Dies gilt auch für Apothekenteams, die Veränderungen bei ihren Kunden bemerken. »Ansprechen ist immer hilfreich und steigert das Risiko auf gar keinen Fall«, erklärte der Experte. Die Arbeitsgruppe »Alte Menschen« der NaSPro und die ABDA hat einen Gesprächsleitfaden entwickelt, der ermutigen und helfen soll, das Gespräch zu beginnen.
Bei Demenzkranken wirken hohes Alter und fortgeschrittenes Erkrankungsstadium schützend, da kognitive Störungen, vor allem der Exekutivfunktionen, eine Suizidplanung und -ausführung verhindern. Dies gilt auch für körperliche Schwäche und Behinderung. Stärkend wirken soziale Beziehungen, gute Begleitung durch Angehörige sowie Zugang zu professioneller Hilfe und externe Unterstützung.

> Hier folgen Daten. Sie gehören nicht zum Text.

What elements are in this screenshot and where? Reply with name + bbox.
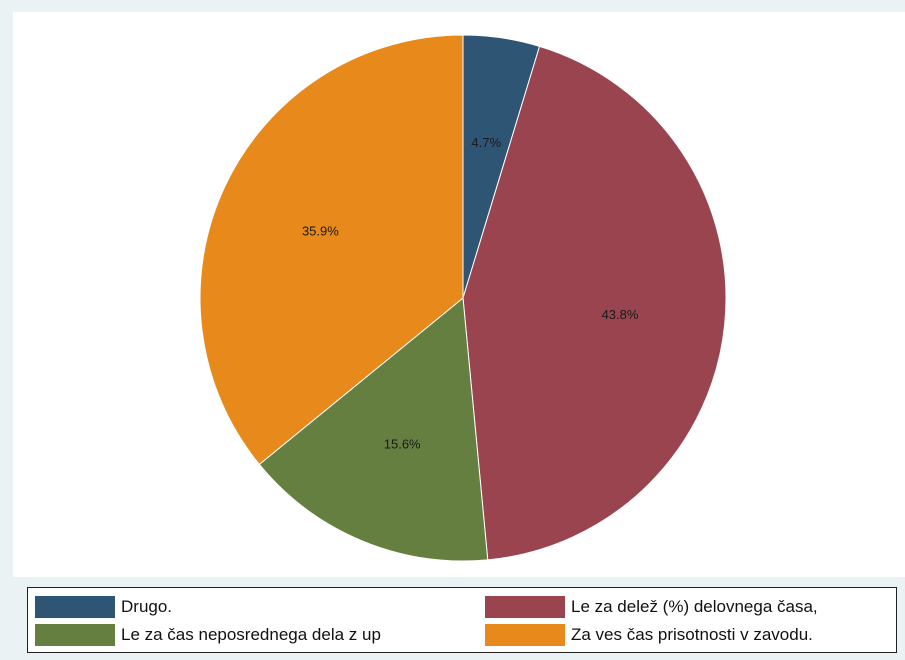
- pie-slice-ves-cas: [199, 34, 464, 466]
- pie-chart: 4.7% 43.8% 15.6% 35.9%: [199, 34, 727, 562]
- pie-slice-delez: [462, 45, 727, 561]
- slice-label-ves-cas: 35.9%: [302, 223, 339, 238]
- legend-swatch-drugo: [35, 596, 115, 618]
- legend-swatch-neposredno-delo: [35, 624, 115, 646]
- legend-label-ves-cas: Za ves čas prisotnosti v zavodu.: [571, 625, 813, 644]
- slice-label-delez: 43.8%: [602, 307, 639, 322]
- legend-label-drugo: Drugo.: [121, 597, 173, 616]
- pie-slice-neposredno-delo: [258, 297, 489, 562]
- slice-label-drugo: 4.7%: [471, 135, 501, 150]
- legend-label-neposredno-delo: Le za čas neposrednega dela z up: [121, 625, 381, 644]
- legend-swatch-delez: [485, 596, 565, 618]
- slice-label-neposredno-delo: 15.6%: [384, 437, 421, 452]
- legend-item-delez: Le za delež (%) delovnega časa,: [485, 596, 818, 618]
- legend-item-ves-cas: Za ves čas prisotnosti v zavodu.: [485, 624, 813, 646]
- legend-label-delez: Le za delež (%) delovnega časa,: [571, 597, 818, 616]
- legend-swatch-ves-cas: [485, 624, 565, 646]
- legend-item-drugo: Drugo.: [35, 596, 172, 618]
- legend-item-neposredno-delo: Le za čas neposrednega dela z up: [35, 624, 381, 646]
- legend: Drugo. Le za delež (%) delovnega časa, L…: [27, 587, 897, 653]
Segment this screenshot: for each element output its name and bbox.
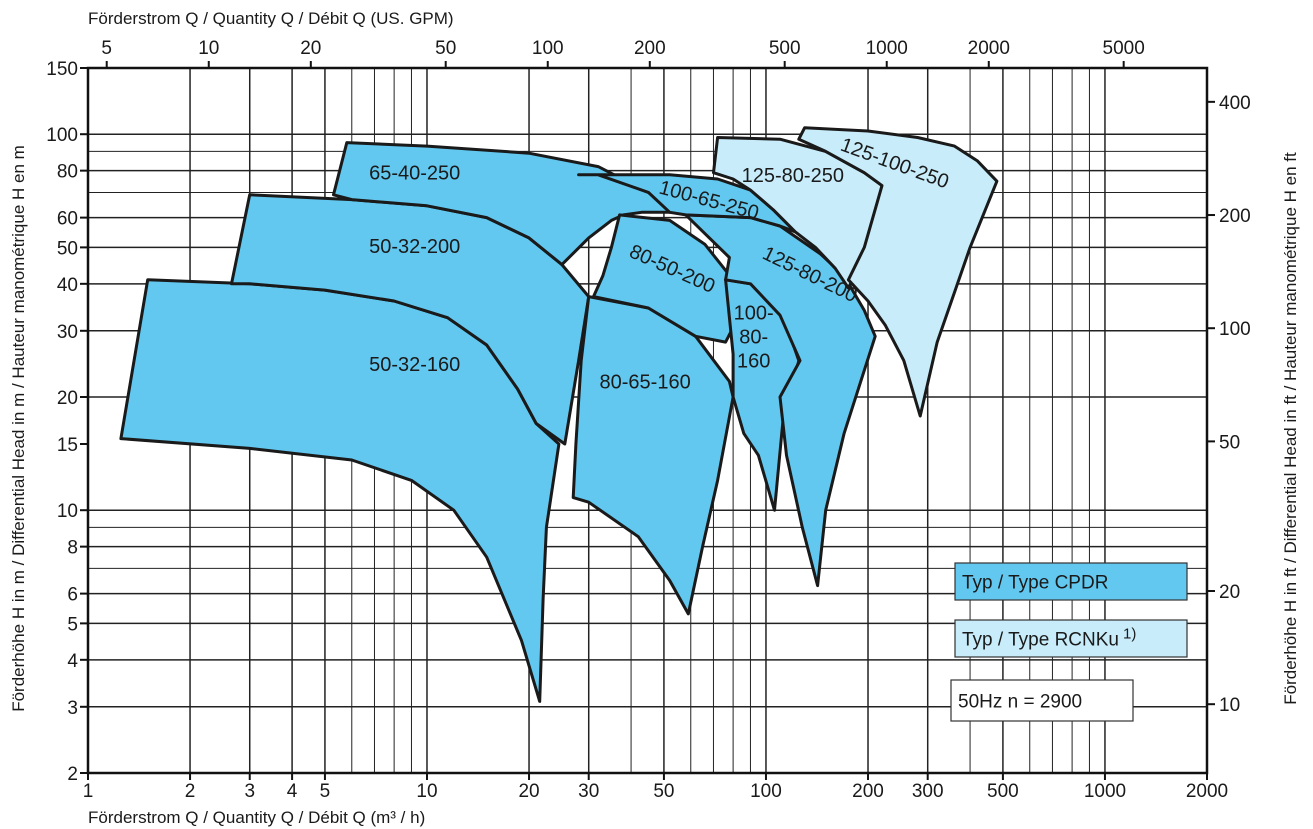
pump-curve-areas: [119, 126, 999, 703]
x-top-tick-label: 20: [300, 38, 321, 59]
x-top-tick-label: 2000: [968, 38, 1010, 59]
y-tick-label: 150: [46, 59, 78, 80]
pump-area-80-65-160: [571, 295, 735, 616]
pump-label-50-32-160: 50-32-160: [369, 354, 460, 376]
legend-swatch: [954, 619, 1188, 658]
y-tick-label: 50: [57, 238, 78, 259]
x-top-tick-label: 5: [101, 38, 112, 59]
y-tick-label: 4: [67, 651, 78, 672]
x-tick-label: 1: [83, 781, 94, 802]
pump-label-text: 100-: [734, 302, 774, 324]
legend-swatch: [950, 679, 1134, 722]
y-tick-label: 100: [46, 125, 78, 146]
x-tick-label: 3: [244, 781, 255, 802]
pump-label-text: 125-80-250: [742, 165, 844, 187]
x-tick-label: 500: [987, 781, 1019, 802]
x-tick-label: 10: [416, 781, 437, 802]
pump-area-125-100-250: [797, 126, 999, 418]
y-tick-label: 30: [57, 322, 78, 343]
y-tick-label: 15: [57, 435, 78, 456]
y-tick-label: 8: [67, 538, 78, 559]
x-tick-label: 100: [750, 781, 782, 802]
x-top-tick-label: 50: [435, 38, 456, 59]
y-right-axis-title: Förderhöhe H in ft / Differential Head i…: [1281, 152, 1300, 705]
y-right-tick-label: 200: [1219, 206, 1251, 227]
axis-ticks: 1 2 3 4 5 10 20 30 50 100 200 300 500 1000 2000Förders…: [9, 9, 1300, 827]
x-tick-label: 20: [518, 781, 539, 802]
x-tick-label: 50: [653, 781, 674, 802]
x-tick-label: 4: [287, 781, 298, 802]
legend-text: Typ / Type RCNKu 1): [962, 626, 1136, 651]
y-tick-label: 10: [57, 501, 78, 522]
y-axis-title: Förderhöhe H in m / Differential Head in…: [9, 145, 28, 712]
pump-label-text: 50-32-200: [369, 236, 460, 258]
x-tick-label: 5: [320, 781, 331, 802]
legend-text: Typ / Type CPDR: [962, 573, 1108, 594]
y-right-tick-label: 10: [1219, 695, 1240, 716]
pump-area-100-65-250: [577, 173, 797, 234]
pump-label-text: 50-32-160: [369, 354, 460, 376]
legend-text: 50Hz n = 2900: [958, 692, 1082, 713]
pump-label-text: 65-40-250: [369, 163, 460, 185]
y-tick-label: 2: [67, 764, 78, 785]
y-right-tick-label: 100: [1219, 319, 1251, 340]
pump-label-50-32-200: 50-32-200: [369, 236, 460, 258]
pump-label-100-80-160: 100-80-160: [734, 302, 774, 372]
y-tick-label: 6: [67, 585, 78, 606]
pump-area-125-80-250: [712, 136, 884, 290]
legend-item-1: Typ / Type CPDR: [954, 562, 1188, 601]
y-right-tick-label: 20: [1219, 582, 1240, 603]
x-tick-label: 1000: [1084, 781, 1126, 802]
legend: Typ / Type CPDR Typ / Type RCNKu 1) 50Hz n …: [950, 562, 1188, 722]
pump-label-125-80-250: 125-80-250: [742, 165, 844, 187]
y-tick-label: 60: [57, 209, 78, 230]
y-right-tick-label: 400: [1219, 93, 1251, 114]
x-tick-label: 300: [912, 781, 944, 802]
legend-item-2: Typ / Type RCNKu 1): [954, 619, 1188, 658]
pump-label-text: 160: [737, 350, 770, 372]
x-top-tick-label: 10: [198, 38, 219, 59]
x-tick-label: 2000: [1186, 781, 1228, 802]
plot-frame: [86, 66, 1209, 775]
y-right-tick-label: 50: [1219, 432, 1240, 453]
x-top-tick-label: 1000: [866, 38, 908, 59]
y-tick-label: 3: [67, 698, 78, 719]
x-axis-title: Förderstrom Q / Quantity Q / Débit Q (m³…: [88, 808, 425, 827]
x-top-tick-label: 5000: [1103, 38, 1145, 59]
pump-label-65-40-250: 65-40-250: [369, 163, 460, 185]
x-tick-label: 2: [185, 781, 196, 802]
y-tick-label: 5: [67, 614, 78, 635]
y-tick-label: 20: [57, 388, 78, 409]
x-tick-label: 200: [852, 781, 884, 802]
x-top-tick-label: 500: [769, 38, 801, 59]
legend-swatch: [954, 562, 1188, 601]
legend-item-3: 50Hz n = 2900: [950, 679, 1134, 722]
y-tick-label: 40: [57, 275, 78, 296]
plot-border: [86, 66, 1209, 775]
x-tick-label: 30: [578, 781, 599, 802]
x-top-tick-label: 200: [634, 38, 666, 59]
pump-label-80-65-160: 80-65-160: [600, 371, 691, 393]
x-top-axis-title: Förderstrom Q / Quantity Q / Débit Q (US…: [88, 9, 454, 28]
x-top-tick-label: 100: [532, 38, 564, 59]
pump-label-text: 80-: [739, 326, 768, 348]
pump-label-text: 80-65-160: [600, 371, 691, 393]
y-tick-label: 80: [57, 162, 78, 183]
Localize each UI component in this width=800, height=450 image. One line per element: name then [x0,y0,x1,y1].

Auch eine Betreuung im Heim wirke nachweislich präventiv, da die Menschen mehr Kontakte zu Gleichaltrigen und zugleich weniger Zugang zu tödlichen Methoden, zum Beispiel zu Waffen, oder zum Medikamente-Sammeln, haben. In der kritischen Zeit rund um die Aufnahme ins Pflegeheim bräuchten die Patienten mehr Aufmerksamkeit und eine bessere Betreuung, mahnte der Psychologe. Eventuell erleichtere ein »Pate« die Integration und den Aufbau sozialer Beziehungen.
Geschultes sensibles Personal sei ganz entscheidend für Suizidalitäts-Screening und Diagnostik, sagte der Wissenschaftler. Empathische, sich zeitnehmende Kommunikation, flankiert von begleitender Aufklärung, Unterstützung und frühe Einbeziehung der Angehörigen, Methodenrestriktion und mehr positive Öffentlichkeitsarbeit zum Thema Demenz seien hilfreich. Es sei immer besser, Menschen zum Sprechen zu bringen, als vorschnell Ratschläge zu erteilen.